Conventional stainless steel manufacturing methods include two-stage and three-stage composite steelmaking. The two-stage steelmaking method first uses a primary smelting furnace to melt scrap steel and alloyed iron (for example: ferrochrome, nickel iron) to produce stainless steel preliminary molten steel. Next, a ladle is used to load the stainless steel preliminary molten steel and sent to a refining furnace for a refining process to produce stainless steel molten steel that meets the specifications. The primary refining furnace may be an electric furnace, and the refining process may be atmospheric refining or vacuum refining. The atmospheric refining may be, for example, an Argon Oxygen Decarburization (AOD) process, and the vacuum refining may be, for example, a vacuum oxygen degassing Carbon (VacuumOxygen Decarburization, VOD) process.

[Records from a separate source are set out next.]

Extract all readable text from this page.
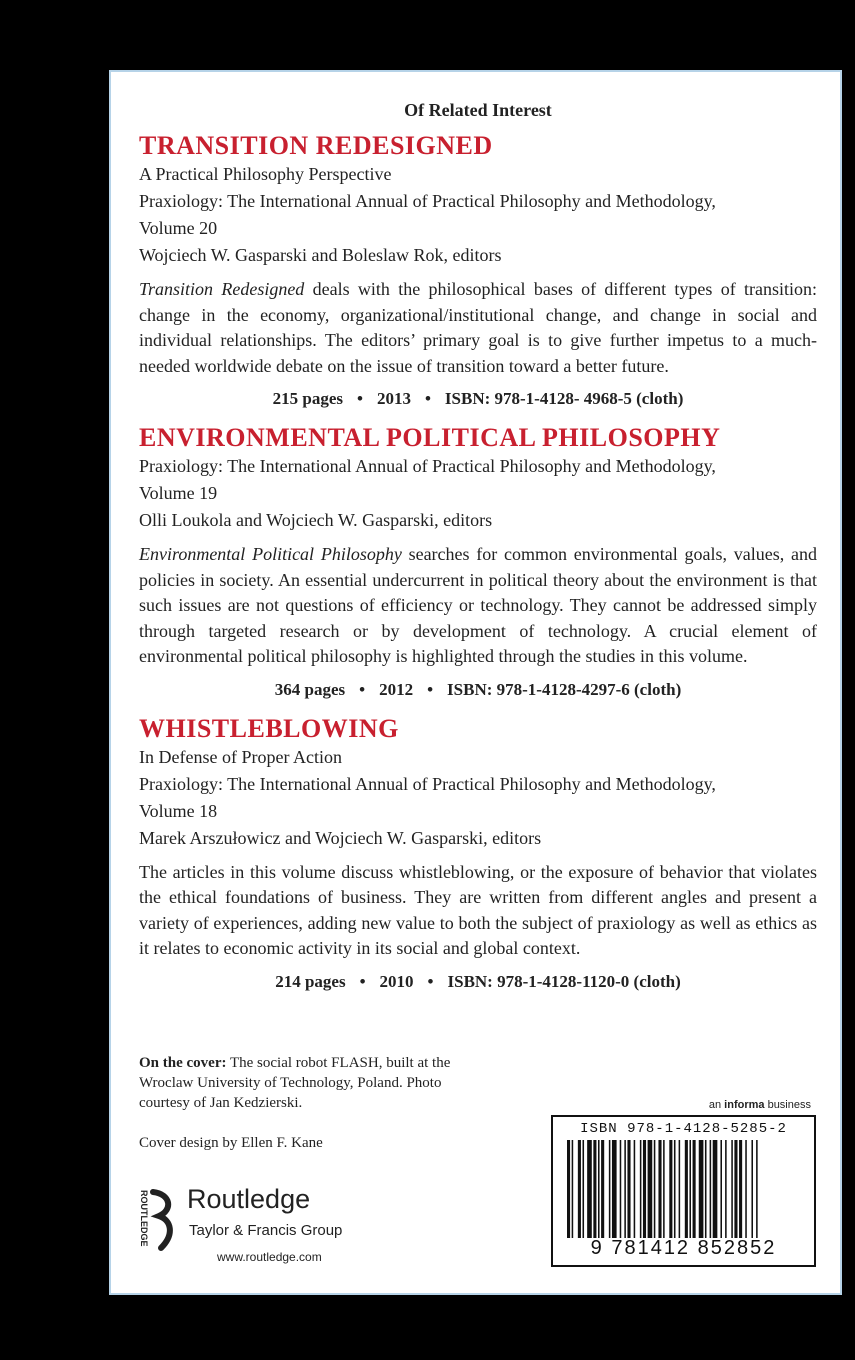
Of Related Interest

TRANSITION REDESIGNED

A Practical Philosophy Perspective

Praxiology: The International Annual of Practical Philosophy and Methodology,

Volume 20

Wojciech W. Gasparski and Boleslaw Rok, editors

Transition Redesigned deals with the philosophical bases of different types of transition: change in the economy, organizational/institutional change, and change in social and individual relationships. The editors’ primary goal is to give further impetus to a much-needed worldwide debate on the issue of transition toward a better future.

215 pages • 2013 • ISBN: 978-1-4128- 4968-5 (cloth)

ENVIRONMENTAL POLITICAL PHILOSOPHY

Praxiology: The International Annual of Practical Philosophy and Methodology,

Volume 19

Olli Loukola and Wojciech W. Gasparski, editors

Environmental Political Philosophy searches for common environmental goals, values, and policies in society. An essential undercurrent in political theory about the environment is that such issues are not questions of efficiency or technology. They cannot be addressed simply through targeted research or by development of technology. A crucial element of environmental political philosophy is highlighted through the studies in this volume.

364 pages • 2012 • ISBN: 978-1-4128-4297-6 (cloth)

WHISTLEBLOWING

In Defense of Proper Action

Praxiology: The International Annual of Practical Philosophy and Methodology,

Volume 18

Marek Arszułowicz and Wojciech W. Gasparski, editors

The articles in this volume discuss whistleblowing, or the exposure of behavior that violates the ethical foundations of business. They are written from different angles and present a variety of experiences, adding new value to both the subject of praxiology as well as ethics as it relates to economic activity in its social and global context.

214 pages • 2010 • ISBN: 978-1-4128-1120-0 (cloth)

On the cover: The social robot FLASH, built at the Wroclaw University of Technology, Poland. Photo courtesy of Jan Kedzierski.
Cover design by Ellen F. Kane
ROUTLEDGE Routledge
Taylor & Francis Group
www.routledge.com
an informa business
ISBN 978-1-4128-5285-2
9 781412 852852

In the two-stage steelmaking method, the use of an electric furnace with an argon oxygen decarburization process has the advantages of high capacity and high flexibility in the selection of raw materials. However, due to the high cost of argon and the argon oxygen decarburization process, it is not conducive to manufacturing requirements. Very low carbon, hydrogen and nitrogen steel grades. Conversely, the use of an electric furnace with a vacuum oxygen decarburization process is suitable for refining steels with very low carbon, hydrogen and nitrogen. When a ladle with molten steel is placed in a vacuum tank for oxygen decarburization, in order to avoid the splash of molten steel, the ladle must reduce the amount of molten steel in the ladle, resulting in a long process and low production capacity. Shortcomings.

The three-stage steelmaking method uses vacuum oxygen decarburization as the final treatment process. First, as in the two-stage steelmaking method, a stainless steel preliminary molten steel is produced using a primary furnace (electric furnace), and then a converter is used to perform an oxygen decarburization process on the preliminary molten steel. Then, a vacuum oxygen decarburization process is performed to obtain stainless steel molten steel. In the three-stage steelmaking method, the converter may be an Argon Oxygen Decarburization (AOD) process or a Metal Refining Process (MRP) process.

Compared with the two-stage steelmaking method, the three-stage steelmaking method can combine the advantages of an electric furnace with an argon oxygen decarburization process and an electric furnace with a vacuum oxygen decarburization process. Very low carbon, hydrogen and nitrogen steel. However, both the three-stage steelmaking method and the two-stage steelmaking method that performs a vacuum oxygen decarburization process cannot avoid the problems of low productivity and long time.

In view of this, there is an urgent need to provide a method for manufacturing stainless steel by adding molten steel melted by an intermediate frequency furnace after a vacuum oxygen decarburization process to increase production capacity and thereby reduce process time.

One aspect of the present invention is to provide a method for manufacturing stainless steel, which is obtained by adding a second molten steel melted by an intermediate frequency furnace to a free volume of a steel drum after a vacuum oxygen decarburization process. Molten steel.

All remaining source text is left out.